Is the Decision Not to Vote Really an Option?

Is the Decision Not to Vote Really an Option?

Rev. Robert Fleischmann, National Director, Christian Life Resources

In every modern political campaign, the hot-button issue invariably involves moral values. Issues such as abortion and assisted suicide confront every candidate. These are critical issues in which God’s Word, taken literally and at face value, provides clarity – opposed and opposed. Other critical issues face voters as well: war, Social Security, economy, housing, welfare, oil drilling, and the environment. In these cases where God’s Word speaks less directly about a moral concern, a greater latitude for differences of opinion inevitably takes place.

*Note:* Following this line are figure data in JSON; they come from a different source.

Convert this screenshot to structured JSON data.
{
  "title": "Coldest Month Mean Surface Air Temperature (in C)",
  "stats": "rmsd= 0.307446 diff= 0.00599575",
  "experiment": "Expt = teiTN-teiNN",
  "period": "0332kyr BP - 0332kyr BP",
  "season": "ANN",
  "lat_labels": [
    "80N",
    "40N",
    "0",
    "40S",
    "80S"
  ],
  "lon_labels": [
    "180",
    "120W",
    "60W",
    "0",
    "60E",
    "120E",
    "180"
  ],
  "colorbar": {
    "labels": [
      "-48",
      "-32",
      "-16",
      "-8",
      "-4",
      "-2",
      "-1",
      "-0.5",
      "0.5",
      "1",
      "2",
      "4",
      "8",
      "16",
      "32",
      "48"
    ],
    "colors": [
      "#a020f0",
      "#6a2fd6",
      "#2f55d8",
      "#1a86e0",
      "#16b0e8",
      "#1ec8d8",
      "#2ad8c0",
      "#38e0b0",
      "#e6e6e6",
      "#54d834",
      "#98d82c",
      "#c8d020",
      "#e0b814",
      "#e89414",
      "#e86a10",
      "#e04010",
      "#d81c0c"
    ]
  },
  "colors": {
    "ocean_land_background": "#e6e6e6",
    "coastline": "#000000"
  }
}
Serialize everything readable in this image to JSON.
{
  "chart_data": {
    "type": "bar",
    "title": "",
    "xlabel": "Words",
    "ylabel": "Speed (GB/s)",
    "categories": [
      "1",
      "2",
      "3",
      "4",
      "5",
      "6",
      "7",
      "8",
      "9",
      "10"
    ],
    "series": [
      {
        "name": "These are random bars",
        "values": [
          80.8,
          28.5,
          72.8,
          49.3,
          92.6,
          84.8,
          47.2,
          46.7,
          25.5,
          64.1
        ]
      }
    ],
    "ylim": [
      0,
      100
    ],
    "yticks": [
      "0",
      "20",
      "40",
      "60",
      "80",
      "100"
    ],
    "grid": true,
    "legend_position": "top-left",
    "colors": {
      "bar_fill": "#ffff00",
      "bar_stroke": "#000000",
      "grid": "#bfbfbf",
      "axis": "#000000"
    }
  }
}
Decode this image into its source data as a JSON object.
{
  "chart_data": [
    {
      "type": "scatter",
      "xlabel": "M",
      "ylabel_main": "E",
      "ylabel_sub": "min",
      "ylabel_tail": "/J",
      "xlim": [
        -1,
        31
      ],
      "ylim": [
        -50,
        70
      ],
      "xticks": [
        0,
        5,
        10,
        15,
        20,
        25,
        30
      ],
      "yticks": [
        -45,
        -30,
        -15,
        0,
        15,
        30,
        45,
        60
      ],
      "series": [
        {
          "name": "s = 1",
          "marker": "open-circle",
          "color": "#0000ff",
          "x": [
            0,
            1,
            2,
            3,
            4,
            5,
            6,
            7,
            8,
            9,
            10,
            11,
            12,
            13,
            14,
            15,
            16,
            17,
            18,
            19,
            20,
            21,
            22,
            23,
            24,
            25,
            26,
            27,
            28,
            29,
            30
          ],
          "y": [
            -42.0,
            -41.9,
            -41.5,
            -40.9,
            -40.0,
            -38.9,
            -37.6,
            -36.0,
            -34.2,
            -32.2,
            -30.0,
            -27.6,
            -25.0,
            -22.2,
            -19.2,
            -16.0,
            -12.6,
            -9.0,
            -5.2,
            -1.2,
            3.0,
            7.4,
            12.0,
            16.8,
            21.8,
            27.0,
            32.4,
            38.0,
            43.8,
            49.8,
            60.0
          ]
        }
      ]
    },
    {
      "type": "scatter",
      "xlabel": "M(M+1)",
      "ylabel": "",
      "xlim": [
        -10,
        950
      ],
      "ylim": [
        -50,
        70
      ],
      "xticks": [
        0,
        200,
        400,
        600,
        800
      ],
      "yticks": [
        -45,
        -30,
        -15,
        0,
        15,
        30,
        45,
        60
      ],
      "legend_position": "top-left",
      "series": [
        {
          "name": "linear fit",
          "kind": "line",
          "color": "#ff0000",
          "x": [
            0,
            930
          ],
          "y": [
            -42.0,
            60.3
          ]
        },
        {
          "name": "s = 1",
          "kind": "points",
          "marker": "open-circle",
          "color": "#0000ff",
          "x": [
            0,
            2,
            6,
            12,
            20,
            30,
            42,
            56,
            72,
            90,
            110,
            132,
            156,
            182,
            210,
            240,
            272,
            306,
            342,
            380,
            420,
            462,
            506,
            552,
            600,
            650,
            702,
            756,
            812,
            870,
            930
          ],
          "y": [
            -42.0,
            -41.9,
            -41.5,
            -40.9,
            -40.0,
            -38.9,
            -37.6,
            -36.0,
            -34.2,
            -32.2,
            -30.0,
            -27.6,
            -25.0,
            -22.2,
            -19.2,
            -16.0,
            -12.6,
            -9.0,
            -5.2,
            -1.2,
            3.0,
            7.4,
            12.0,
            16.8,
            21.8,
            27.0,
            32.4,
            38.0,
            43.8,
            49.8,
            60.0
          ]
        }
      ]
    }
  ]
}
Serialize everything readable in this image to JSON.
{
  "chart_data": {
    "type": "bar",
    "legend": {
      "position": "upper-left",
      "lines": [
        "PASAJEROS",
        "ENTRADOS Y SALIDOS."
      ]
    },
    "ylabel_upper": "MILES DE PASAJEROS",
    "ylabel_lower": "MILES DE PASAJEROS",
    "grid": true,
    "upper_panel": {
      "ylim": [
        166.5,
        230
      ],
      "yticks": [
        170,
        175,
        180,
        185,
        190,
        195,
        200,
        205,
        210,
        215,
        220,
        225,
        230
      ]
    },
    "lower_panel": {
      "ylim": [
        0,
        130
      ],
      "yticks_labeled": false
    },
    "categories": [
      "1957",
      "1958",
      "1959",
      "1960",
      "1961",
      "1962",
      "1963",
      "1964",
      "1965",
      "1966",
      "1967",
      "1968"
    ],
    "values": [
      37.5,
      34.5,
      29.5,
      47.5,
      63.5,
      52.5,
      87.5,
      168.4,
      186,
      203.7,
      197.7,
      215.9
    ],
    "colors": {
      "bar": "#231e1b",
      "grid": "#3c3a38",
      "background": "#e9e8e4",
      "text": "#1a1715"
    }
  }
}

Simplistically speaking, a candidate’s position that runs contrary to God’s clear statements should disqualify him or her from receiving a vote. The reality, however, is that it is more complicated than that. For example, consider when one candidate adopts God’s position on abortion but opposes God’s position on assisted suicide and the other candidate takes the reverse position. Who do you vote for?

The solution adopted by some people is simply to refrain from voting altogether.

Undoubtedly it is a dilemma when one candidate fails to shine over another. Yet the logic to decline from voting limps. Some argue that a single vote doesn’t count or gets lost in the sea of millions of votes. Based on that reasoning one could argue against practicing one’s Christian faith. The Christian mission of living our faith runs against the odds of society. Do we stop practicing our faith because everyone else is ignoring it, or does it seem useless or ineffective to bring about change? Absolutely not! Doing the right thing counts – even when it seems statistically insignificant.

Some argue that they don’t like any of the candidates. This is an imperfect world. There will never be a truly “perfect” candidate, and sometimes the imperfections glare in all candidates. Nevertheless, here is an analogy to consider: if you must get home and must choose between walking ten miles in 100-degree heat or driving that same distance in a snowstorm, you have to choose because you must get home.

When selecting a candidate, a voter faces an overriding principle to do good unto all people (Matthew 22:39; Galatians 6:9,10; Ephesians 5:16,17). In a republic like the United States voting is one powerful opportunity a Christian can use for the good of all people. To accomplish that “good” you may only have to choose between candidate “A” (walking ten miles in 100-degree heat) or candidate “B” (driving ten miles in a snowstorm). The choice must be made, and it should be based on how you think you can accomplish the greatest good.

Make the choice, work with what you get, and work to make it better. Select the candidate who provides the most opportunity for you to accomplish good for all people. Do not neglect responsibility simply because the difficulty is in making a choice.